On and on he went, the words gushing from his mouth, trapped too long, pouring forth excitedly now, directed toward Sarah where she sat cross-legged on the four-poster bed, listening intently, and then moving past her to where her bag sat on the dresser near the bed.
A reel-to-reel NAGRA tape recorder was hidden under a Velcro flap at the bottom of that bag. A wire from the recorder had been sewn into the lining and fed up into the bag’s strap, where the microphone showed only as what appeared to be one of a pair of black rivets fastening strap to bag. Sarah had turned on the machine while she was in the bathroom. It was now capable of recording four hours of conversation before the tape ran out.
“. . . Stonington some Sunday,” Andrew was saying. “I’ll ask my mother to invite Ida and the kids, you’ll love Ida, she’s my cousin, we’ve been best friends from the day she was born. I used to call her Pinocchio, because she has my uncle Rudy’s nose, and she used to call me Mickey Mouse, because I had big ears when I was a kid. I was nicknamed ‘Topolino,’ in fact, which means Mickey Mouse in Italian, because of the ears. Well, ‘Lino,’ it got abbreviated to. My mother still calls me Lino every now and then, can you imagine? Lino? The house in Stonington …”

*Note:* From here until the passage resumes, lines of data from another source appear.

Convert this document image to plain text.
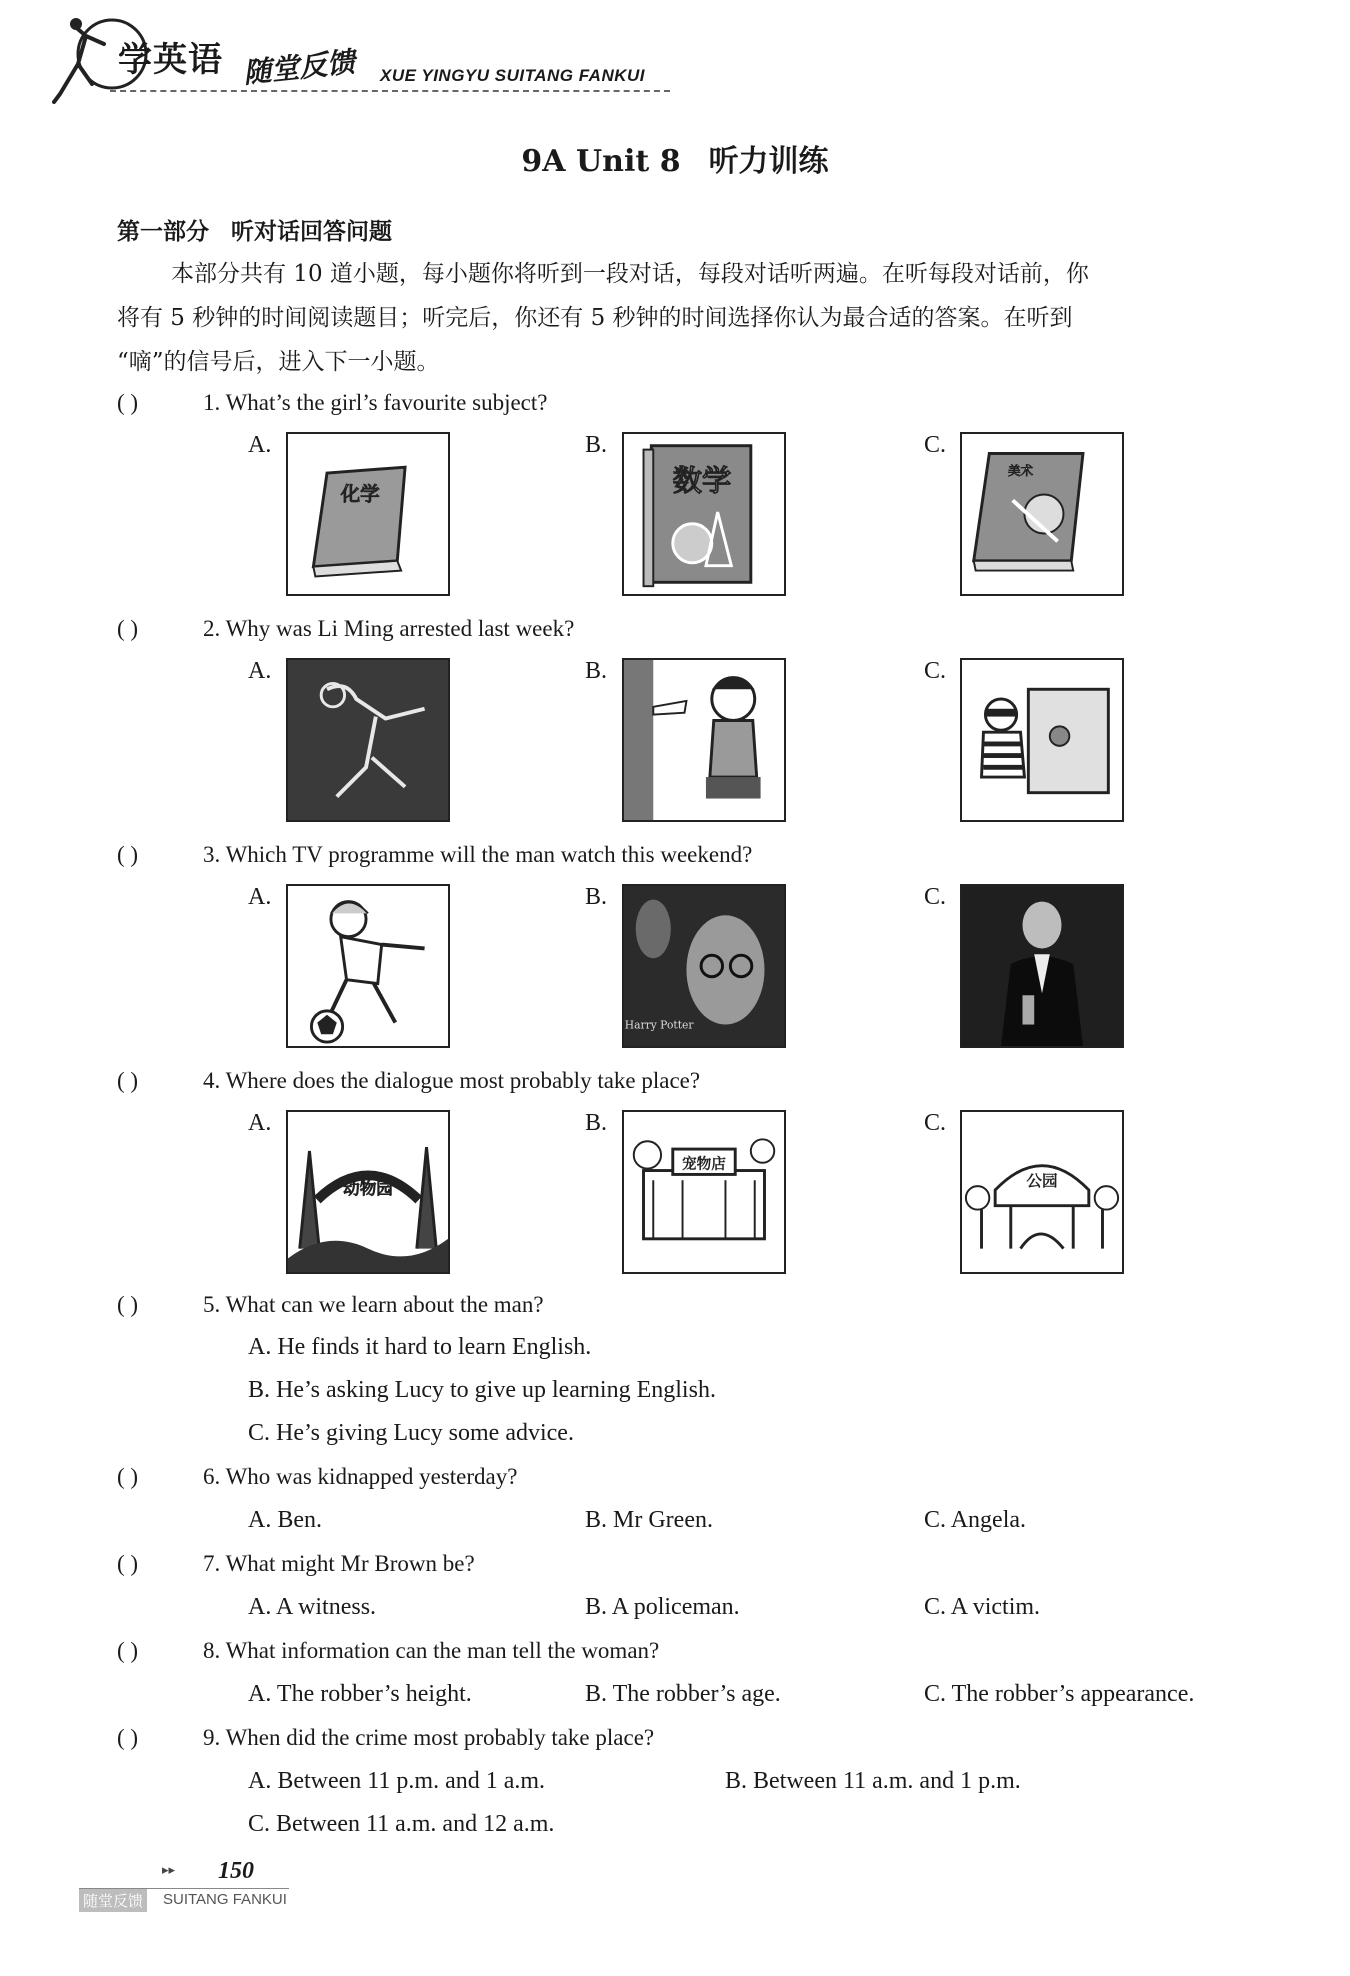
学英语 随堂反馈 XUE YINGYU SUITANG FANKUI
9A Unit 8 听力训练
第一部分 听对话回答问题

本部分共有 10 道小题，每小题你将听到一段对话，每段对话听两遍。在听每段对话前，你

将有 5 秒钟的时间阅读题目；听完后，你还有 5 秒钟的时间选择你认为最合适的答案。在听到

“嘀”的信号后，进入下一小题。

( )	1. What’s the girl’s favourite subject?
A.	B.	C.
化学	数学	美术
( )	2. Why was Li Ming arrested last week?
A.	B.	C.
( )	3. Which TV programme will the man watch this weekend?
A.	B.	C.
Harry Potter
( )	4. Where does the dialogue most probably take place?
A.	B.	C.
动物园
宠物店
公园
( )	5. What can we learn about the man?
A. He finds it hard to learn English.
B. He’s asking Lucy to give up learning English.
C. He’s giving Lucy some advice.
( )	6. Who was kidnapped yesterday?
A. Ben.	B. Mr Green.	C. Angela.
( )	7. What might Mr Brown be?
A. A witness.	B. A policeman.	C. A victim.
( )	8. What information can the man tell the woman?
A. The robber’s height.	B. The robber’s age.	C. The robber’s appearance.
( )	9. When did the crime most probably take place?
A. Between 11 p.m. and 1 a.m.	B. Between 11 a.m. and 1 p.m.
C. Between 11 a.m. and 12 a.m.
▸▸ 150
随堂反馈 SUITANG FANKUI
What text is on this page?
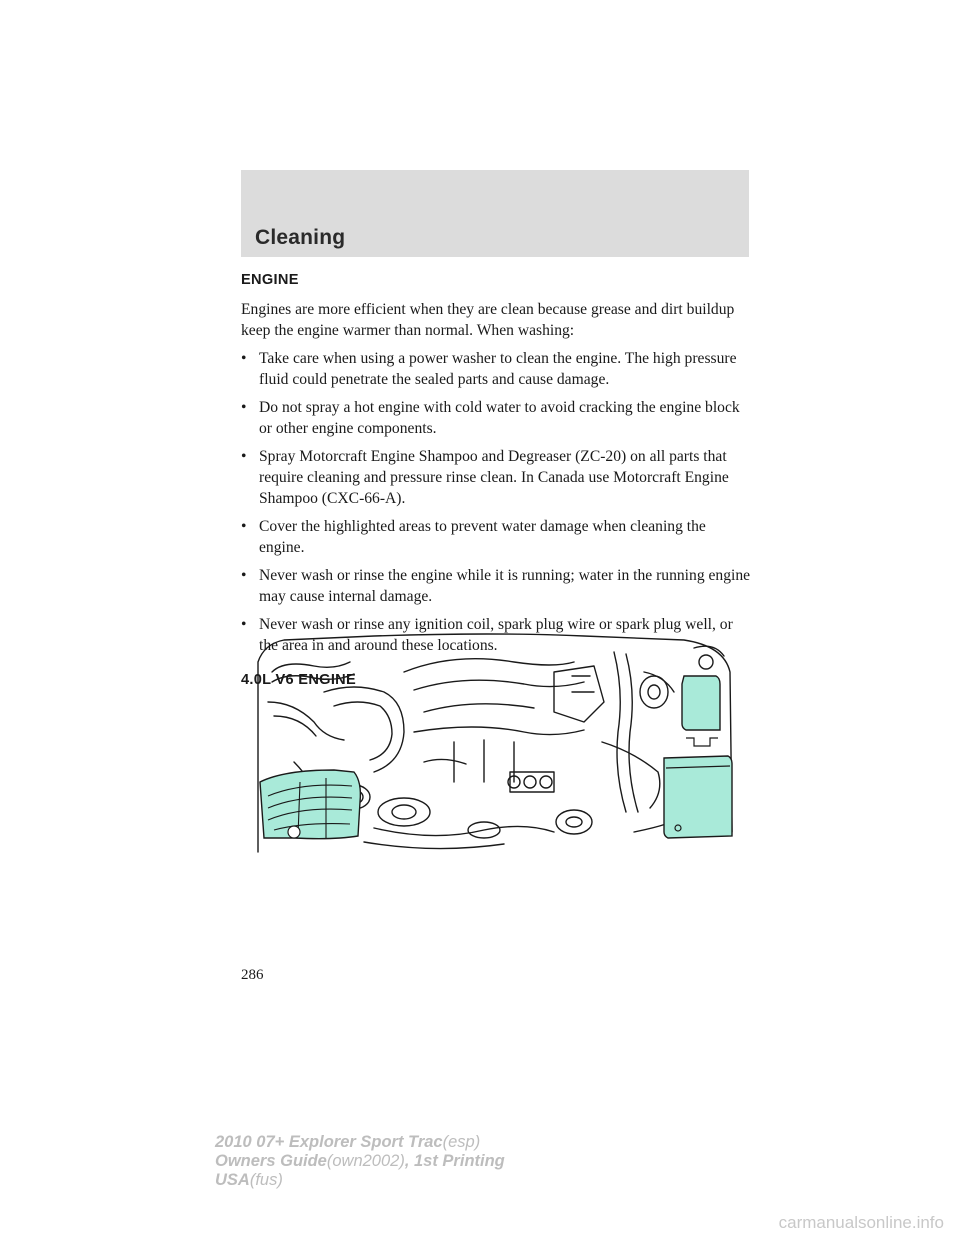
Cleaning
ENGINE

Engines are more efficient when they are clean because grease and dirt buildup keep the engine warmer than normal. When washing:

• Take care when using a power washer to clean the engine. The high pressure fluid could penetrate the sealed parts and cause damage.
• Do not spray a hot engine with cold water to avoid cracking the engine block or other engine components.
• Spray Motorcraft Engine Shampoo and Degreaser (ZC-20) on all parts that require cleaning and pressure rinse clean. In Canada use Motorcraft Engine Shampoo (CXC-66-A).
• Cover the highlighted areas to prevent water damage when cleaning the engine.
• Never wash or rinse the engine while it is running; water in the running engine may cause internal damage.
• Never wash or rinse any ignition coil, spark plug wire or spark plug well, or the area in and around these locations.
4.0L V6 ENGINE
286
2010 07+ Explorer Sport Trac(esp)
Owners Guide(own2002), 1st Printing
USA(fus)
carmanualsonline.info
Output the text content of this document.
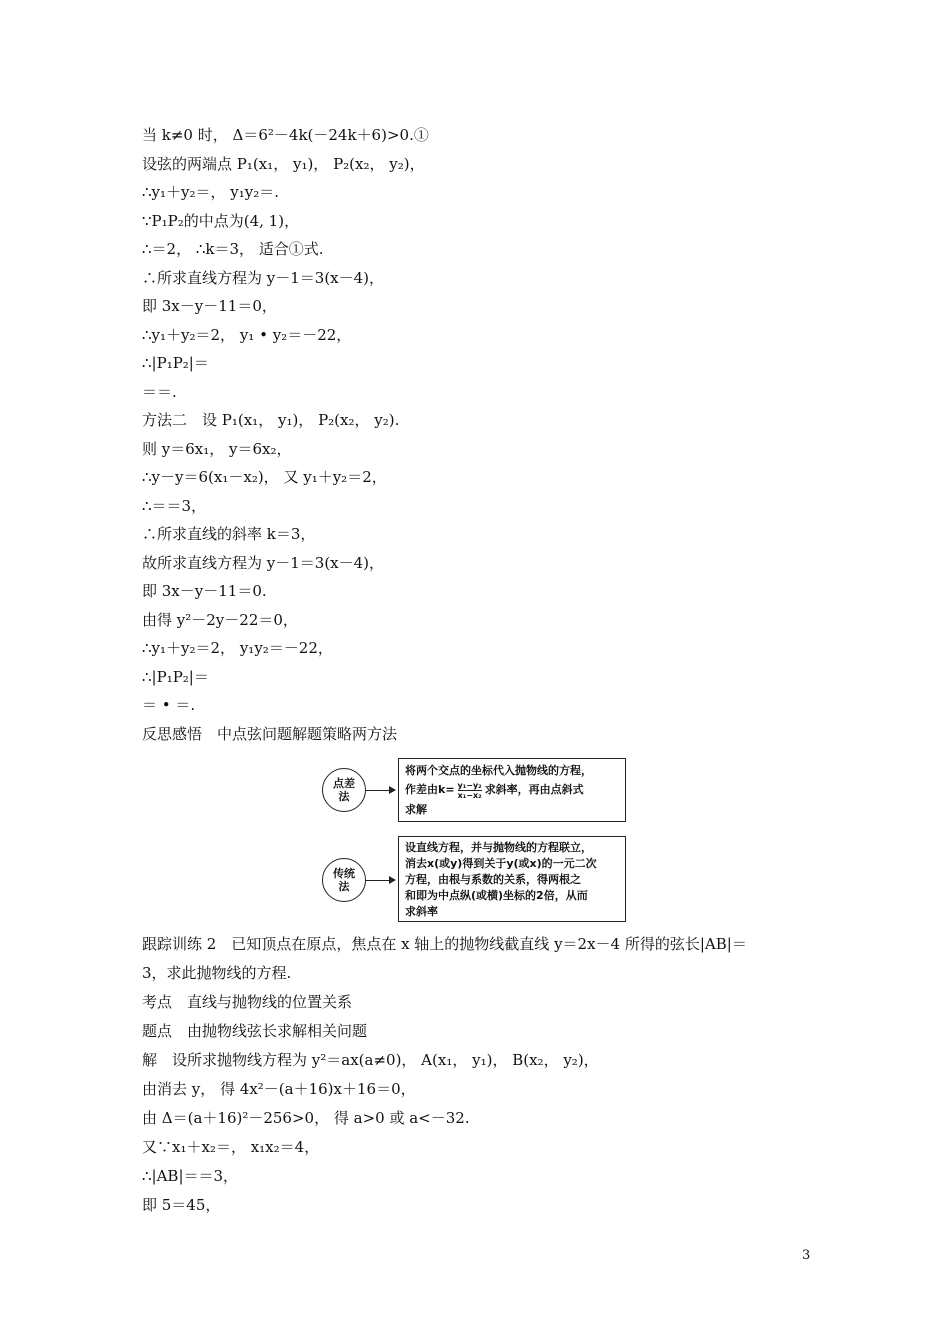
当 k≠0 时， Δ＝6²－4k(－24k＋6)>0.①
设弦的两端点 P₁(x₁， y₁)， P₂(x₂， y₂)，
∴y₁＋y₂＝， y₁y₂＝.
∵P₁P₂的中点为(4, 1)，
∴＝2， ∴k＝3， 适合①式.
∴所求直线方程为 y－1＝3(x－4)，
即 3x－y－11＝0，
∴y₁＋y₂＝2， y₁ • y₂＝－22，
∴|P₁P₂|＝
＝＝.
方法二　设 P₁(x₁， y₁)， P₂(x₂， y₂).
则 y＝6x₁， y＝6x₂，
∴y－y＝6(x₁－x₂)， 又 y₁＋y₂＝2，
∴＝＝3，
∴所求直线的斜率 k＝3，
故所求直线方程为 y－1＝3(x－4)，
即 3x－y－11＝0.
由得 y²－2y－22＝0，
∴y₁＋y₂＝2， y₁y₂＝－22，
∴|P₁P₂|＝
＝ • ＝.
反思感悟　中点弦问题解题策略两方法
点差法
将两个交点的坐标代入抛物线的方程，
作差由$k= \frac{\text{y₁−y₂}}{\text{x₁−x₂}}$ 求斜率，再由点斜式
求解
传统法
设直线方程，并与抛物线的方程联立，
消去x(或y)得到关于y(或x)的一元二次
方程，由根与系数的关系，得两根之
和即为中点纵(或横)坐标的2倍，从而
求斜率
跟踪训练 2　已知顶点在原点，焦点在 x 轴上的抛物线截直线 y＝2x－4 所得的弦长|AB|＝
3，求此抛物线的方程.
考点　直线与抛物线的位置关系
题点　由抛物线弦长求解相关问题
解　设所求抛物线方程为 y²＝ax(a≠0)， A(x₁， y₁)， B(x₂， y₂)，
由消去 y， 得 4x²－(a＋16)x＋16＝0，
由 Δ＝(a＋16)²－256>0， 得 a>0 或 a<－32.
又∵x₁＋x₂＝， x₁x₂＝4，
∴|AB|＝＝3，
即 5＝45，
3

The two men met on Memorial Day in the rectory of the Church of the Holy Redemption on Flatbush Avenue in Brooklyn, where a priest named Father Daniel frequently extended hospitality and privacy to men of their persuasion in exchange for contributions to his perpetual building fund. In the cloistered silence of the rectory, with sunlight streaming through the leaded windows, and music floating from the church outside where someone practiced in the organ loft, Bobby Triani and Petey Bardo discussed this serious problem they now seemed to have.